The other six questions also have no single answer. Experienced alcohol researchers disagree with each other on every one of them. This of course delays research on effective alcohol treatments and leaves therapeutic rehabilitation methods to a trial and error basis with no accurate means to measure the success of any specific treatment.
The Debate Lives On
In 1951, almost a century after Todd’s pamphlet was published, the World Health Organization (WHO) came up with a statement that alcoholism, or at least certain forms of it, is a disease process.
This was not met without skepticism. In 1972, writer David Robinson suggested that alcoholism is too vague a concept to accurately define.
Nevertheless, the American Medical Association, American Psychiatric Association, American Public Health Association, American Hospital Association, American Psychological Association, National Association of Social Workers, World Health Organization and the American College of Physicians have all officially proclaimed that alcoholism is a disease. Even with this authoritative proclamation, there are still many researchers of alcoholism who, like Robinson, remain skeptical.
Disputable Success Rates
To further complicate things, the historical reporting of success rates in treatment methods is inaccurate—and today’s statistics are not much better. This has not helped in the progress of alcoholic rehabilitation therapies. In fact, the success rates of treatments for alcoholism have not improved in any significant way in the last 25 years.

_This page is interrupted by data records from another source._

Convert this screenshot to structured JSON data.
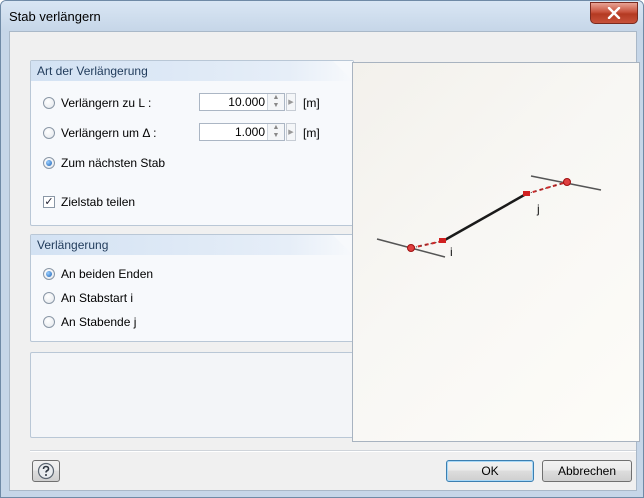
{
  "window": {
    "title": "Stab verlängern"
  },
  "group1": {
    "header": "Art der Verlängerung",
    "options": [
      {
        "label": "Verlängern zu L :",
        "value": "10.000",
        "unit": "[m]",
        "selected": false
      },
      {
        "label": "Verlängern um Δ :",
        "value": "1.000",
        "unit": "[m]",
        "selected": false
      },
      {
        "label": "Zum nächsten Stab",
        "selected": true
      }
    ],
    "checkbox": {
      "label": "Zielstab teilen",
      "checked": true
    }
  },
  "group2": {
    "header": "Verlängerung",
    "options": [
      {
        "label": "An beiden Enden",
        "selected": true
      },
      {
        "label": "An Stabstart i",
        "selected": false
      },
      {
        "label": "An Stabende j",
        "selected": false
      }
    ]
  },
  "preview": {
    "node_i": "i",
    "node_j": "j"
  },
  "buttons": {
    "ok": "OK",
    "cancel": "Abbrechen",
    "help_icon": "help-icon"
  },
  "colors": {
    "accent_red": "#d02020",
    "member": "#1a1a1a",
    "title_bar": "#c6d6e8"
  }
}
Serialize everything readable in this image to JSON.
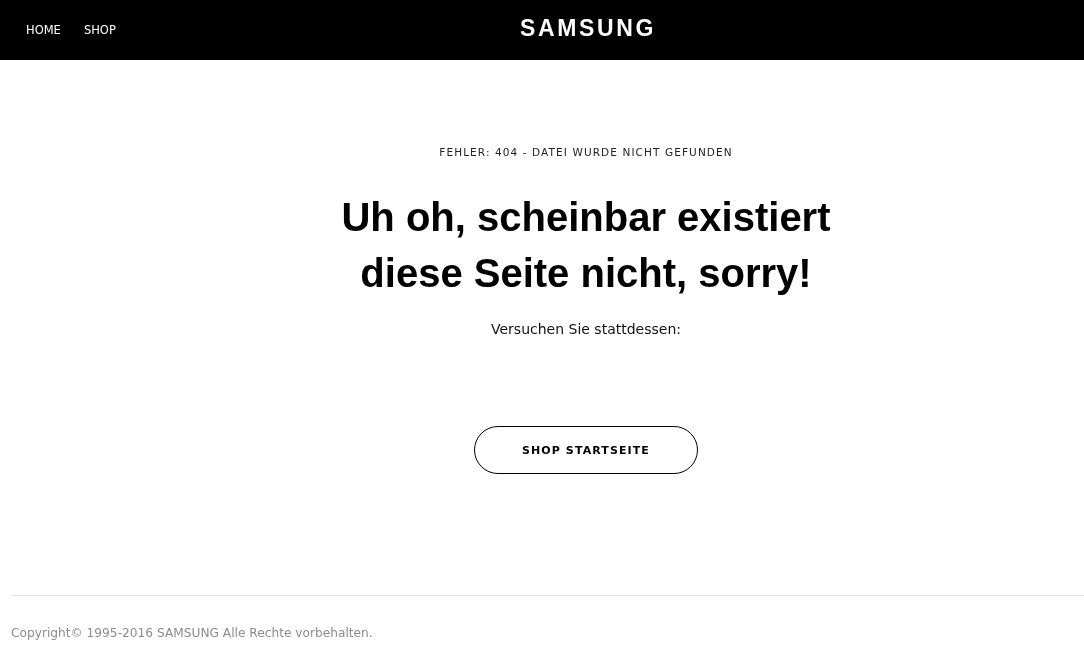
{
  "header": {
    "nav": [
      {
        "label": "HOME"
      },
      {
        "label": "SHOP"
      }
    ],
    "logo": "SAMSUNG"
  },
  "main": {
    "error_label": "FEHLER: 404 - DATEI WURDE NICHT GEFUNDEN",
    "heading_lines": [
      "Uh oh, scheinbar existiert",
      "diese Seite nicht, sorry!"
    ],
    "subtext": "Versuchen Sie stattdessen:",
    "button": "SHOP STARTSEITE"
  },
  "footer": {
    "copyright": "Copyright© 1995-2016 SAMSUNG Alle Rechte vorbehalten."
  }
}
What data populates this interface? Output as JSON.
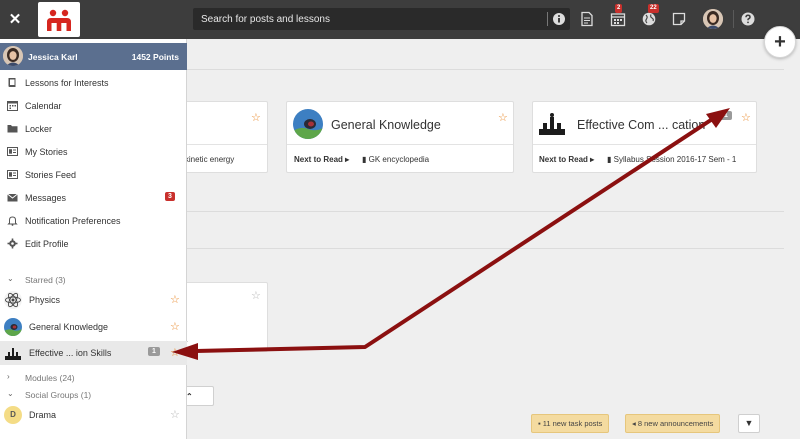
{
  "topbar": {
    "close_icon": "close-icon",
    "search_placeholder": "Search for posts and lessons",
    "calendar_badge": "2",
    "globe_badge": "22"
  },
  "user": {
    "name": "Jessica Karl",
    "points": "1452 Points"
  },
  "nav": [
    {
      "label": "Lessons for Interests",
      "icon": "book-icon"
    },
    {
      "label": "Calendar",
      "icon": "calendar-icon"
    },
    {
      "label": "Locker",
      "icon": "folder-icon"
    },
    {
      "label": "My Stories",
      "icon": "stories-icon"
    },
    {
      "label": "Stories Feed",
      "icon": "feed-icon"
    },
    {
      "label": "Messages",
      "icon": "envelope-icon",
      "badge": "3"
    },
    {
      "label": "Notification Preferences",
      "icon": "bell-icon"
    },
    {
      "label": "Edit Profile",
      "icon": "gear-icon"
    }
  ],
  "starred": {
    "header": "Starred (3)",
    "items": [
      {
        "label": "Physics"
      },
      {
        "label": "General Knowledge"
      },
      {
        "label": "Effective ... ion Skills",
        "count": "1"
      }
    ]
  },
  "modules_header": "Modules (24)",
  "social_header": "Social Groups (1)",
  "social_items": [
    {
      "label": "Drama",
      "initial": "D"
    }
  ],
  "cards": [
    {
      "title": "",
      "next_label": "",
      "next_value": "of kinetic energy"
    },
    {
      "title": "General Knowledge",
      "next_label": "Next to Read",
      "next_value": "GK encyclopedia"
    },
    {
      "title": "Effective Com ... cation",
      "next_label": "Next to Read",
      "next_value": "Syllabus Session 2016-17 Sem - 1",
      "count": "1"
    }
  ],
  "lower_card_text": "a",
  "groups_button": "ps",
  "notices": {
    "task_posts": "11 new task posts",
    "announcements": "8 new announcements"
  },
  "colors": {
    "topbar": "#3d3d3d",
    "user_bar": "#5b6f8f",
    "badge_red": "#c9302c",
    "star_orange": "#e8892b",
    "arrow_red": "#8b1010",
    "notice_yellow": "#f4dba0"
  }
}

In the early 1900s, treatment consisted of hospitalizing the patient and treating the related physical disorders attributable to alcoholism: tremors, withdrawal symptoms, delirium tremens dehydration, organ damage and malnutrition, to name a few.
No thought was given to treating the person as a “whole,” like modern rehabilitation therapies do now. Today, therapies consist of referral to Alcoholics Anonymous, family therapy and specific drugs to help curb cravings and ease symptoms of withdrawal. One would hope that success rates have improved over the years as the new treatments become available but that may or may not be the case.
Rehabilitation facilities are the first to say that they are proud of their “success rates.” Since alcoholism is declared a disease, these rates are the measurements used to obtain government money and insurance patients. Indeed a new graduate of an alcohol treatment facility is a success, but what about his or her condition six months, a year or two years post-graduation? What really constitutes as a “successful” length of time that a person is no longer abusing alcohol?
Unfortunately, there is no long-term follow up of former patients to find out their current status vis-a-vis alcohol. Even if there were, it is doubtful that a former abuser would tell the absolute truth about his or her post-rehabilitation condition.
With all this in consideration, someone seeking help should not be looking at numbers, which are apt to be meaningless, but looking carefully into programs the facility is offering.
Recovery is a very individual circumstance. There is, as yet, no magic bullet, no magic therapy and no magic drug to ease the way. There are, however, drugs to ease the symptoms of withdrawal, sympathetic peers who share the complexities of addiction and caring staffs in treatment centers to offer much needed support.
Although there’s been many studies done since then, the conclusion drawn by alcohol abuse researcher and University of California professor Don Cahalan in 1970 seems to remain the most true today. He saw the following happening with the passage of time: some alcoholics will die, some will abstain, some will return to social drinking and some will continue to abuse alcohol.